Die psychologische Herausforderung besteht darin, die Gegebenheit zu akzeptieren, dass unser Ego nur zeitweilig den Ton angegeben hat und letztlich dazu bestimmt ist, sich mit einer demütigeren Rolle zu begnügen. Das heißt nicht, dass wir nutzlos oder dem Untergang geweiht sind, sondern nur, dass wir in eine neue Phase des Lebens eintreten, eine Phase, die vielleicht weniger Glamour, aber dafür mehr Weisheit besitzt. Unser Leben geht vom Surfen am Waikiki-Strand zum „Goldenen See“ über.1

Als meine Sehschärfe beim Lesen nachließ, leugnete ich zunächst, dass meine Augen überhaupt schlechter geworden wären. Dann begann ich ein Vergrößerungsglas zu benutzen. Schon bald wechselte ich zu einer gängigen, beim Optiker erhältlichen Lesebrille, weigerte mich aber immer noch, einen Augenarzt aufzusuchen. Erst als ich Kopfschmerzen bekam, ging ich schließlich zum Augenarzt, der mir eine Brille verschrieb. Ich erinnere mich, wie ich ihn dazu brachte, mir zu versichern, dass ich die schwächste Gläserstärke bekäme und eine Brille eigentlich nicht wirklich notwendig wäre. Es war offensichtlich, dass er Typen wie mich kannte: Alternde Knaben, die zu leugnen versuchten, dass es Zeit zum Loslassen war. Mein Körper hatte bereits Ja gesagt, schon lange bevor mein Gemüt folgen konnte.

Unser Körper hilft uns, Ja zu sagen, weil er sich das ganze Leben hindurch in Form, Befähigung und Kraft verändert. Unser Körper verkündet energisch die edle Wahrheit der Vergänglichkeit. In gewisser Weise sind alle Gegebenheiten „edle Wahrheiten“: Sie erzählen die universelle Geschichte einer menschlichen Lebensspanne und laden uns ein, dem Fluss des Lebens zu folgen, statt zu versuchen, es nach den Wünschen des ewig unbefriedigten Egos umzumodeln. Im Prozess des Alterns können wir unserem Welken auf anmutige Weise zustimmen. Ein solches Ja befreit uns von übermäßiger Sorge um unser äußeres Erscheinungsbild. Die Natur kann dann unseren Fokus wieder auf die Weisheit lenken, auf etwas, das zu entdecken und zu teilen das Alter mit sich bringen kann. Je oberflächlicher unser Fokus bleibt, desto weniger wahrscheinlich wird dies geschehen. Dann versäumen wir es, dem Archetyp des weisen Führers für die kommende Generation gerecht zu werden.

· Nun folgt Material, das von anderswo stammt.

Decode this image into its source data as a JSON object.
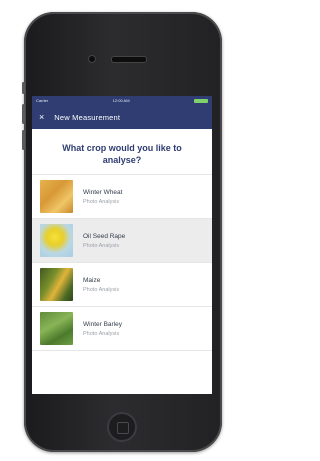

Warum sind Menschen allen Alters gleichzeitig auf dem Planeten? Jeder spielt eine notwendige Rolle, die sich im Laufe des Lebens ändert. Erst bin ich der junge Türke und dann der alte Weise. Liegt mein Fokus auf dem Materiellen, so bin ich der alte Geizhals und verpasse die Gelegenheit, etwas beizusteuern. Liegt mein Fokus auf dem Physischen, bin ich der alte Narzisst und versäume die Gelegenheit, großzügig zu sein. Das heißt nicht, dass es falsch sei, wenn man so gut wie möglich aussehen will. Die Gefahr liegt darin, dass man von seiner äußeren Erscheinung dermaßen besessen ist, dass unsere Eitelkeit uns für unsere Bestimmung blind macht.

Unsere Gesellschaft ist dem Jugendwahn verfallen, und ohne ein spirituell reifes Bewusstsein fallen wir seinen verführerischen Verlockungen zum Opfer. Wie traurig wäre es, wenn wir das Ende unseres Lebens erreichten, ohne dass unsere natürliche Neigung zu Weisheit so weit wie möglich aktiviert worden wäre. Ein Ja zu der Tatsache, dass alle Dinge sich ändern und irgendwann enden, ist ein Ja dazu, dass die Natur sich in uns ihren Weg bahnt. Dies bedeutet meistens Falten und Weisheit. Irgendwie kommen sie gewöhnlich zusammen, auch wenn uns Weisheit in jedem Alter als Gnade zuteil werden kann … und natürlich können Falten auch mit wenig Weisheit in ihrem Kielwasser auftreten. Wir können den Prozess nicht kontrollieren oder eine Garantie auf Weisheit fordern, aber ein bedingungsloses Ja bringt uns in die bestmögliche Position, damit das Licht durchscheinen kann.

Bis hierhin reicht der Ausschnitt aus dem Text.